Наше моральное и физическое состояние было пониженным – не спали, не ели, а надо идти куда-то. В довершение всех бед полил дождь, хотя температура была ниже нуля. Такого феномена я в моей долгой жизни не видел и, вероятно, не увижу. Я не участвовал в Ледяном походе, но я не знаю, чем наш поход от Синявки до Мокрого Чалтыря отличается от Ледяного похода. Дождь шел проливной и тут же замерзал на нас, обращаясь в ледяную кору. Мои усы и борода примерзли к воротнику, а когда на остановке я сошел с седла, моя шинель осталась стоять колом, как пачка танцовщицы в балете.
Я помню, как мы проклинали эту жестокую погоду, как мы возмущались этим нечеловеческим испытанием, но в то время мы не знали и не понимали, что это испытание – столь трудно переносимое – было нашим спасением.
Вечером 25 декабря весь полк пришел в зажиточное армянское село Мокрый Чалтырь.

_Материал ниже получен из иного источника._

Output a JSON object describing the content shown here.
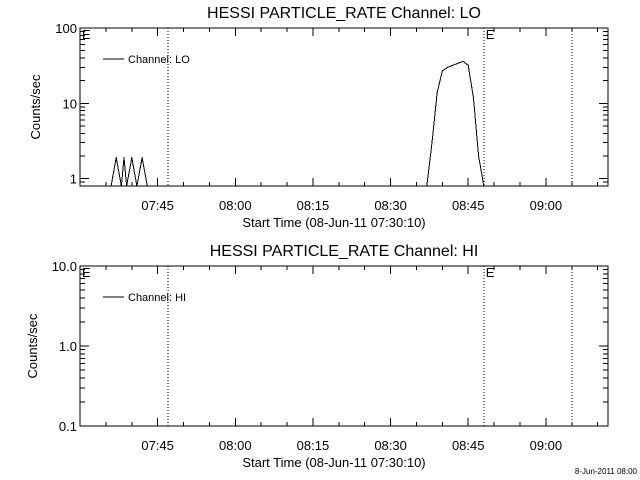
{
  "chart_data": [
    {
      "type": "line",
      "title": "HESSI PARTICLE_RATE Channel: LO",
      "xlabel": "Start Time (08-Jun-11 07:30:10)",
      "ylabel": "Counts/sec",
      "yscale": "log",
      "ylim": [
        0.8,
        100
      ],
      "yticks": [
        1,
        10,
        100
      ],
      "ytick_labels": [
        "1",
        "10",
        "100"
      ],
      "xlim": [
        "07:30",
        "09:12"
      ],
      "xticks": [
        "07:45",
        "08:00",
        "08:15",
        "08:30",
        "08:45",
        "09:00"
      ],
      "event_lines": [
        "07:47",
        "08:48",
        "09:05"
      ],
      "event_labels": [
        {
          "x": "07:30",
          "text": "E"
        },
        {
          "x": "08:48",
          "text": "E"
        }
      ],
      "legend": {
        "label": "Channel: LO",
        "position": "top-left"
      },
      "series": [
        {
          "name": "Channel: LO",
          "x": [
            "07:36",
            "07:37",
            "07:38",
            "07:38.5",
            "07:39",
            "07:40",
            "07:41",
            "07:42",
            "07:43",
            "08:37",
            "08:38",
            "08:39",
            "08:40",
            "08:41",
            "08:42",
            "08:43",
            "08:44",
            "08:45",
            "08:46",
            "08:47",
            "08:48"
          ],
          "y": [
            0.8,
            1.9,
            0.8,
            1.9,
            0.8,
            1.9,
            0.8,
            1.9,
            0.8,
            0.8,
            3,
            14,
            27,
            30,
            32,
            34,
            36,
            32,
            12,
            2,
            0.8
          ]
        }
      ]
    },
    {
      "type": "line",
      "title": "HESSI PARTICLE_RATE Channel: HI",
      "xlabel": "Start Time (08-Jun-11 07:30:10)",
      "ylabel": "Counts/sec",
      "yscale": "log",
      "ylim": [
        0.1,
        10
      ],
      "yticks": [
        0.1,
        1,
        10
      ],
      "ytick_labels": [
        "0.1",
        "1.0",
        "10.0"
      ],
      "xlim": [
        "07:30",
        "09:12"
      ],
      "xticks": [
        "07:45",
        "08:00",
        "08:15",
        "08:30",
        "08:45",
        "09:00"
      ],
      "event_lines": [
        "07:47",
        "08:48",
        "09:05"
      ],
      "event_labels": [
        {
          "x": "07:30",
          "text": "E"
        },
        {
          "x": "08:48",
          "text": "E"
        }
      ],
      "legend": {
        "label": "Channel: HI",
        "position": "top-left"
      },
      "series": [
        {
          "name": "Channel: HI",
          "x": [],
          "y": []
        }
      ]
    }
  ],
  "footer": {
    "timestamp": "8-Jun-2011 08:00"
  }
}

Мы были такими усталыми и голодными, что буквально накинулись на гигантскую яичницу и хлеб с маслом и, не дождавшись жареного гуся, как сомнамбулы бросились на постланную солому и заснули свинцовым сном. Из краткого разговора с хозяйкой, доброжелательной армянкой, мы услышали, что Ростов два дня тому назад занят большевиками, но мы этому не поверили, и усталость была такая, что мы думали лишь о сне. На рассвете – приказ выступать: разрезали бедного гуся и взяли его… на память. Полк выстроился в колонну и двинулся к Ростову. Во время остановок в деревнях мы узнали волнующие новости, будто бы Ростов уже занят, но что было хуже – это сообщение, что главный рукав Дона размолот ледоколом, а мост через Дон взорван. Нечего и говорить, что моральное наше состояние было весьма низко, и мы не делились этими катастрофическими сведениями с нашими подчиненными, чтобы их не деморализовать.
За несколько километров до Ростова командир полка потребовал выслать разъезд на Ростов от л.-гв. Уланского Ее Величества полка и назначил в этот трагический разъезд корнета Некрасова, родного брата Андрея Александровича Некрасова[310], ныне секретаря своего полкового объединения. Полк стоял в колонне по три в ожидании результата разведки. Вокруг нашего полка собрались обозы беженцев и группы отставших пехотинцев.
Результат был трагический: корнет Некрасов своей жизнью заплатил за спасение Сводно-гвардейского полка. Из его разъезда прискакал один улан и сообщил, что, когда разъезд подходил к Ростову со стороны Скакового Круга, по нему был открыт огонь, корнет Некрасов и его уланы были убиты и спасся из разъезда один улан Ее Величества.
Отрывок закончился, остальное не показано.